Ketika kusimak puisi-puisi Fadwa Tuqan, Samir Al-Qassem, Harun Hashim Rashid, Jabra Ibrahim Jabra, Nizar Qabbani dan seterusnya yang dibacakan di Pusat Kesenian Jakarta, jantung kami semua berdegup dua kali lebih gencar lalu tersayat oleh sembilu bambu deritamu, darah kami pun memancar ke atas lalu meneteskan guratan kaligrafi;
‘Allahu Akbar!’ dan ‘Bebaskan Palestina!’

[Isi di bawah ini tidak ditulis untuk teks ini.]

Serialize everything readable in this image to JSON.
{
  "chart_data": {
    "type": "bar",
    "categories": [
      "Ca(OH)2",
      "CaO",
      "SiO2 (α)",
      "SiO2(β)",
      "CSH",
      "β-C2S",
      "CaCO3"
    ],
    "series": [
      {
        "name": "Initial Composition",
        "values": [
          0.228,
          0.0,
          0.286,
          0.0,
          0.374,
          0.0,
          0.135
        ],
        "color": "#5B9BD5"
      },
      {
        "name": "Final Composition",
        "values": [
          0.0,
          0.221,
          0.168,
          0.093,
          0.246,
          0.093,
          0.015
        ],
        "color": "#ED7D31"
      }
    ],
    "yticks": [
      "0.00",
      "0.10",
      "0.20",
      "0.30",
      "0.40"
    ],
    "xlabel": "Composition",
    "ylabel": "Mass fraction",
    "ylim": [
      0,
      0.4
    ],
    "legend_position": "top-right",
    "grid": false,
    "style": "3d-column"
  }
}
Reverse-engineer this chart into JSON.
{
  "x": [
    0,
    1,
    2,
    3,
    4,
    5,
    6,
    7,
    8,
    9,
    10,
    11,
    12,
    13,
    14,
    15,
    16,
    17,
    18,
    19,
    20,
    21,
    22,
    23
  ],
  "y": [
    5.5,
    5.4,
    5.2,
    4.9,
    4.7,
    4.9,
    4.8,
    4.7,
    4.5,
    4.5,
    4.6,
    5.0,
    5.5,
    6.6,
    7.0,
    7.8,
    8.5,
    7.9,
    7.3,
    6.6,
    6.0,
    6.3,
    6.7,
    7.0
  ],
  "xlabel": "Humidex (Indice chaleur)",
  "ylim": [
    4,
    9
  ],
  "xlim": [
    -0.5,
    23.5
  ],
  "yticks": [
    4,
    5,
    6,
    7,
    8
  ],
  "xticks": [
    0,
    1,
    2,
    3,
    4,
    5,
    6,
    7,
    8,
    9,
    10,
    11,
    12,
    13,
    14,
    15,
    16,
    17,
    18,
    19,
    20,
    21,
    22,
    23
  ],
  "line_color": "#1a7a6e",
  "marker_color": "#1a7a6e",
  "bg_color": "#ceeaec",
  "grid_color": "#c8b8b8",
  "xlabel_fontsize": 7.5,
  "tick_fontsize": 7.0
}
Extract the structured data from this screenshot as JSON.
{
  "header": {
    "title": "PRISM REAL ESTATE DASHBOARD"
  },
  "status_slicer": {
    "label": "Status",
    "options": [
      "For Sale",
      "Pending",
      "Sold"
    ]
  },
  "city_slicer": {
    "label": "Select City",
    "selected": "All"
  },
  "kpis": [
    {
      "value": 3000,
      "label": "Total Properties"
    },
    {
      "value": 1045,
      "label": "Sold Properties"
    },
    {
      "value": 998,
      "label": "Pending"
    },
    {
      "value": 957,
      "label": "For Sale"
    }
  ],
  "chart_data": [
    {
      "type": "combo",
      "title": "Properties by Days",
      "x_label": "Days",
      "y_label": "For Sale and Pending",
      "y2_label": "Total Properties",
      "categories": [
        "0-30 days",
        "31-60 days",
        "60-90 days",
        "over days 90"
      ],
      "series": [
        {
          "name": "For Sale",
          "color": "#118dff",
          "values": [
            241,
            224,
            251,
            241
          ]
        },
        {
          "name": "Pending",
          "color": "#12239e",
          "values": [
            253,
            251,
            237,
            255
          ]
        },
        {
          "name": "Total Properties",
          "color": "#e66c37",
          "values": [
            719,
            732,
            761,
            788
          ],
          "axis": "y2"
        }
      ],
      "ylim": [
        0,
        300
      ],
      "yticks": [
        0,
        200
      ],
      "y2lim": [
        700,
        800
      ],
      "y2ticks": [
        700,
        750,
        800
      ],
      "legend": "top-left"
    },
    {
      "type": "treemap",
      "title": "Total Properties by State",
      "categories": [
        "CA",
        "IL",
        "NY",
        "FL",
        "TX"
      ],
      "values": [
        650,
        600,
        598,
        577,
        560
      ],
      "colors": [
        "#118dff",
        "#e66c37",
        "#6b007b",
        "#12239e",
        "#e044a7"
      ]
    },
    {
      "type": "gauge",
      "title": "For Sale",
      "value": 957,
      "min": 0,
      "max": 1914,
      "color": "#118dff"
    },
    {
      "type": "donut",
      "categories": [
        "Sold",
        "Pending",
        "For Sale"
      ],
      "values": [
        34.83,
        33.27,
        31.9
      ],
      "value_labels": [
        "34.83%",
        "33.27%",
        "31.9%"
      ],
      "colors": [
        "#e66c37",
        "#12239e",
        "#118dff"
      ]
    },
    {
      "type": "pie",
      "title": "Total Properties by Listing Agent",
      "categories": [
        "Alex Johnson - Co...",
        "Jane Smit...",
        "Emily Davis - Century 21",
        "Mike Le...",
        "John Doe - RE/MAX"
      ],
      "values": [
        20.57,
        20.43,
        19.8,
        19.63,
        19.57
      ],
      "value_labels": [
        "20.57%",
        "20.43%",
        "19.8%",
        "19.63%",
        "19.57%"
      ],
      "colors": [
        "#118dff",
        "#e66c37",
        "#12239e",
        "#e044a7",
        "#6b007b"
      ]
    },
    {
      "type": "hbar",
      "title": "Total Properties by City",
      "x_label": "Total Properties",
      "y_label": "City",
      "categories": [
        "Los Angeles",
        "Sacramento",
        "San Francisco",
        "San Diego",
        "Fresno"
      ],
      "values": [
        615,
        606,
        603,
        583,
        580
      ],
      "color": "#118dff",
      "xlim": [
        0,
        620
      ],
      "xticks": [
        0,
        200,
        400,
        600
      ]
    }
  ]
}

Ketika pabrik tak bernama, 1000 ton sepekan memproduksi dusta, menebarkannya ke media cetak dan elektronika, mengoyaki tenda-tenda pengungsi di padang pasir belantara, membangkangit resolusi-resolusi majelis terhormat di dunia, membantai di Shabra dan Shatila, mengintai Yasser Arafat dan semua pejuang negeri anda, aku pun berseru pada khatib dan imam shalat Jum’at sedunia:
“Doakan, doakan, doakan kolektif dengan kuat seluruh dan setiap pejuang yang menapak jalanNya! yang ditembaki dan kini dalam penjara, lalu dengan kukuh kita bacalah ‘laquwwatta illa bi-Llah!’, ‘laquwwatta illa bi-Llah!’, ‘laquwwatta illa bi-Llah!’”
Palestina! bagaimana bisa aku melupakanmu?
Tanahku jauh, tanah kami jauh bila diukur kilometer. Beribu-ribu kilometer jauh jaraknya, tapi adzan Masjidil Aqsa yang merdu serasa terdengar di telingaku, serasa terdengar di telinga kami, di Indonesia.